From May 1, 2001 through April 30, 2002, ConEd provided Energy Service Companies (ESCOs) with a one-time $65 payment for each new non-demand billed customer that remained in the retail access program for three consecutive billing cycles. Con Ed also provided a two mill/kWh credit to all retail access customers (reduced to one mill/kWh on September 1, 2001 for demand billed customers). One half of the retail access bill credits were assumed to be costs avoided by the company as a result of customer migration to retail access. ConEd was authorized to recover the remaining costs of the retail access bill credits upon a demonstration that the costs were unavoidable. Con Ed deferred $5.2 million of costs associated with the incentive payment and $9.5 million in costs related to retail access bill credits.

NYPSC Staff concluded that Con Ed properly recorded the accurate amount of costs incurred in providing the $65 incentive and that Con Ed's calculation of unavoided costs associated with the retail access bill credits in Phase 4 were accurate.

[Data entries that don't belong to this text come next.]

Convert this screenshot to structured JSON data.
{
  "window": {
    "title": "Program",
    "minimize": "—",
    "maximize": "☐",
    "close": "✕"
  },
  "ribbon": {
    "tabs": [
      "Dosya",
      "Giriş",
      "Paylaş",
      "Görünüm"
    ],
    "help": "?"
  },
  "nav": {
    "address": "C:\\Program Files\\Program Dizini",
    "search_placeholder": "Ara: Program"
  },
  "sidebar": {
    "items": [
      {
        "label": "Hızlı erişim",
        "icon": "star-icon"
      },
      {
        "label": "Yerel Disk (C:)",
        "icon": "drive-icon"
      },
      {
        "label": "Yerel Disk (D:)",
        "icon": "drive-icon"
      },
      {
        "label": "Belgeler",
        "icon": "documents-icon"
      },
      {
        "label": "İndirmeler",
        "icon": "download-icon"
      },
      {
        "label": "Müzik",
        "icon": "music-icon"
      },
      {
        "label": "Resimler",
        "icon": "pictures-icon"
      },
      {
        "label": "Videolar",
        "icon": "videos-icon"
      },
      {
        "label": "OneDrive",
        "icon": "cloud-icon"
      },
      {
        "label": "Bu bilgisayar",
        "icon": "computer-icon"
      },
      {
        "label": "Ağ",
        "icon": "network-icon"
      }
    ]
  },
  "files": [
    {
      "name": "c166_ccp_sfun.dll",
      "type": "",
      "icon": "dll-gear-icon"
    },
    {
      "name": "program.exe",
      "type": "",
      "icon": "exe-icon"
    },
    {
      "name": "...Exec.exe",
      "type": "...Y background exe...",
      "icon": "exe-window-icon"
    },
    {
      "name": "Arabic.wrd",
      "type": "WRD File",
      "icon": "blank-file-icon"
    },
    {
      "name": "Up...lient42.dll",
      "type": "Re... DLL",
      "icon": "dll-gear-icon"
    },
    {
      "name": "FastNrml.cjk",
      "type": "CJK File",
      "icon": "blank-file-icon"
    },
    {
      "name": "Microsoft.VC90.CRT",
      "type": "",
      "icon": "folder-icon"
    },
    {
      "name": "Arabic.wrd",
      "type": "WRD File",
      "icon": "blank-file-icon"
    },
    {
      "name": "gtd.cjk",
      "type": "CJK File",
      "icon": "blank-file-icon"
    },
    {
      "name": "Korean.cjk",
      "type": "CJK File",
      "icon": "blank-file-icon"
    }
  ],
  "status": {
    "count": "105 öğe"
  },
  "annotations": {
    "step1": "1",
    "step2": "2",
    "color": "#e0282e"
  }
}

The Commission held that Con Ed may recover $14.7 million of deferred costs related to Phase 4 of its retail access plan. The full text of the NYPSC Order is available on the NEM Website.

NYPSC Postpones Hearing for O&R

The NYPSC postponed the May 5, 2003 hearings regarding the rates, charges, rules and regulations for O&R for gas service. The active parties have scheduled settlement discussions on May 1 and May 2, 2003. O&R and Staff expect to know by May 9, 2003 whether or not they will submit a Joint Proposal in this case. A properl executed proposal could be filed as early as May 23, 2003.

DVP Proposes Three Retail Access Pilots

Dominion Virginia Power (DVP) filed an application to implement three new retail access pilot programs from January 1, 2004 through December 31, 2005. The pilots will make available to competitive service providers (CSPs) up to 500 MW of load. The three proposed pilots are: (1) Municipal Aggregation Pilot (for aggregation of residential and small business customers); (2) Default Service Pilot (default service will be offered to residential and small business customers in four blocks of load approximately 50 MW each; and (3) Commercial and Industrial Pilot. DVP proposes to reduce wires charges for participants during 2004 and 2005 by an amount equal to one-half of the wires charges approved for DVP by the Commission for 2003. The default pilot includes a process in which CSPs will bid on serving blocks of customers. DVP proposes that the Commission determine the qualification of the bidders, administer the bidding rules and manage the selection process for awarding the bids. The Commercial and Industrial pilot will be used to gather information about developing market-based pricing of electricity supply service provided by a distribution company. In each of the proposed pilots customers are free to return to the DVP's capped rate service at any time; however, certain commercial and industrial customers would be subject to minimum stay requirements as per Commission rules.

Parties interested in participating in this proceeding should file a notice of participation with the clerk of the Commission by June 4, 2003. Comments should also be filed by June 4, 2003. The full text of the Request for Comments is available at NEM Headquarters. An electronic copy of the Request for Comments will be posted on NEM's Website as soon as one is availbale.